Applies a 2D average pooling over an input signal.

lua
(KH: number, KW: number, stride: number) -> Module
lua
local pool = Gradien.NN.AvgPool2d(2, 2, 2) -- 2x2 kernel, stride 2

NN.ConvTranspose2d

Applies a 2D transposed convolution operator over an input image composed of several input planes.

lua
(C_in: number, C_out: number, KH: number, KW: number) -> Module
lua
local convT = Gradien.NN.ConvTranspose2d(64, 3, 3, 3) -- 64 input channels, 3 output, 3x3 kernel

NN.GroupNorm

Applies Group Normalization over a mini-batch of inputs.
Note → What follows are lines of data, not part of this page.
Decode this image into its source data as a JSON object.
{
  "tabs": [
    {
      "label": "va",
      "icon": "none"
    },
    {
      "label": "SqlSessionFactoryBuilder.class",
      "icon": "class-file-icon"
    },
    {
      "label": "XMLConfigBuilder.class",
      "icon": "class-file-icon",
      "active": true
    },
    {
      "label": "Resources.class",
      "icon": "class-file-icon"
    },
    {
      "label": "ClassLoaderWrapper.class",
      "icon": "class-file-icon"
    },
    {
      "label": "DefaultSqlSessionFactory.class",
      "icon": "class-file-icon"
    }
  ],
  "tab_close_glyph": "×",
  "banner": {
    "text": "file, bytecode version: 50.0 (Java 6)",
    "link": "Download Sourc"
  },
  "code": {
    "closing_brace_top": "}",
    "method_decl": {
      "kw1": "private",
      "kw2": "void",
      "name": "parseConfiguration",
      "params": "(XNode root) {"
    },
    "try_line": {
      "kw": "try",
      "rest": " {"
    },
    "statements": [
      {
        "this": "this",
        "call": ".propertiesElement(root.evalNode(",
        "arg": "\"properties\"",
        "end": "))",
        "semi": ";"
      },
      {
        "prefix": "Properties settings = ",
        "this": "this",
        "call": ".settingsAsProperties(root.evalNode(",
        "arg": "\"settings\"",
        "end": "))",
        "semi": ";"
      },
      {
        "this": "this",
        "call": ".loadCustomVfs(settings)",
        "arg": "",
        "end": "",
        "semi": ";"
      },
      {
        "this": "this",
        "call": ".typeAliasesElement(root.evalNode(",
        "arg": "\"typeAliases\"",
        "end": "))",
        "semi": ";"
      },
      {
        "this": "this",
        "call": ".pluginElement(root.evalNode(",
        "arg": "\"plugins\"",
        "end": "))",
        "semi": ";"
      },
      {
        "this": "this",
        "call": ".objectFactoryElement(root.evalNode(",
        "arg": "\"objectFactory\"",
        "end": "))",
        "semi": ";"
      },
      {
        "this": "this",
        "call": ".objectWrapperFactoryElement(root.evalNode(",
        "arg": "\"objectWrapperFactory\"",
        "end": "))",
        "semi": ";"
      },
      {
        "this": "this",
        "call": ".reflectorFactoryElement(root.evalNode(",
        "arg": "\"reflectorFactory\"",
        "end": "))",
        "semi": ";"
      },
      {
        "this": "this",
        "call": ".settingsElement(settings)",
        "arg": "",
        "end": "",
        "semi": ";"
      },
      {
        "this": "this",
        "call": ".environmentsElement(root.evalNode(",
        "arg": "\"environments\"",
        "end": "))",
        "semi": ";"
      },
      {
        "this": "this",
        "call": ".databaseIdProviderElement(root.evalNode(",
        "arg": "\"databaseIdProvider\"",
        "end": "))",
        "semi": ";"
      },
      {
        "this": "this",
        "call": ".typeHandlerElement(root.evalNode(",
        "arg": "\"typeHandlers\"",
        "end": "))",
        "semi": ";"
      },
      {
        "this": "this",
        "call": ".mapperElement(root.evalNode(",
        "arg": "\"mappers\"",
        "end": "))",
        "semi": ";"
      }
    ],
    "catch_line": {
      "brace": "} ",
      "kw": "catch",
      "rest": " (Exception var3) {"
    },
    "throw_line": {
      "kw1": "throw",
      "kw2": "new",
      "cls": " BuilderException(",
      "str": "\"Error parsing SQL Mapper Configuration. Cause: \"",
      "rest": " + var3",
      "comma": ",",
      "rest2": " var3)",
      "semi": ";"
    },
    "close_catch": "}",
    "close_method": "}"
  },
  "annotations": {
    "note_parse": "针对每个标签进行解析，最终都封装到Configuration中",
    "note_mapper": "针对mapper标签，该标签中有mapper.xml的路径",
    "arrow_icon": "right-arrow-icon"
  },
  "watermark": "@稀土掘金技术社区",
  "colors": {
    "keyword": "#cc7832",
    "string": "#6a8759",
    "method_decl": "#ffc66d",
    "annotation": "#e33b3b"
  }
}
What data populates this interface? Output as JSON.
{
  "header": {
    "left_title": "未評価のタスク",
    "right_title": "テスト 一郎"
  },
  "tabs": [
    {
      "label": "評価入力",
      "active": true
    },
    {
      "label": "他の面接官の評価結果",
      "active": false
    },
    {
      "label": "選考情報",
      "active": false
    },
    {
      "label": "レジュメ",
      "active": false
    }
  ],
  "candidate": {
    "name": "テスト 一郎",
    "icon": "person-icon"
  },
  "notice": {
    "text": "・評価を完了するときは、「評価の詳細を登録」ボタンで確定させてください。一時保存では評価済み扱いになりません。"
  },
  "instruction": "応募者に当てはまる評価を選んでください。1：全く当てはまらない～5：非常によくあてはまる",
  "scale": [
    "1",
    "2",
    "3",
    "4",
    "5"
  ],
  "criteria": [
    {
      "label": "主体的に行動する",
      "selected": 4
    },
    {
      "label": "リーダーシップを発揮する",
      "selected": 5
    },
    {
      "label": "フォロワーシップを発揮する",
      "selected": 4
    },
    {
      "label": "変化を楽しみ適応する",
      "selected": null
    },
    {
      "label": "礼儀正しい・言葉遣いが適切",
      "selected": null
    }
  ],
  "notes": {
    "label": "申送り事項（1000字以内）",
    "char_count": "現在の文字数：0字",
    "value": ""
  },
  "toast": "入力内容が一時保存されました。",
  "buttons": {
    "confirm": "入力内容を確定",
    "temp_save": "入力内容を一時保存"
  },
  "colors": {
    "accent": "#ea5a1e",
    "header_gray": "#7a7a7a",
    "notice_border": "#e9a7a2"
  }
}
Divides channels into groups and normalizes within each group independently.

lua
(num_groups: number, num_channels: number, eps: number?) -> Module
lua
local gn = Gradien.NN.GroupNorm(8, 64) -- 8 groups, 64 channels

Parameters:

  • num_groups (number): Number of groups to divide channels into. Must divide num_channels evenly.
  • num_channels (number): Number of channels expected in the input.
  • eps (number, optional): Small value added to variance for numerical stability. Default: 1e-5.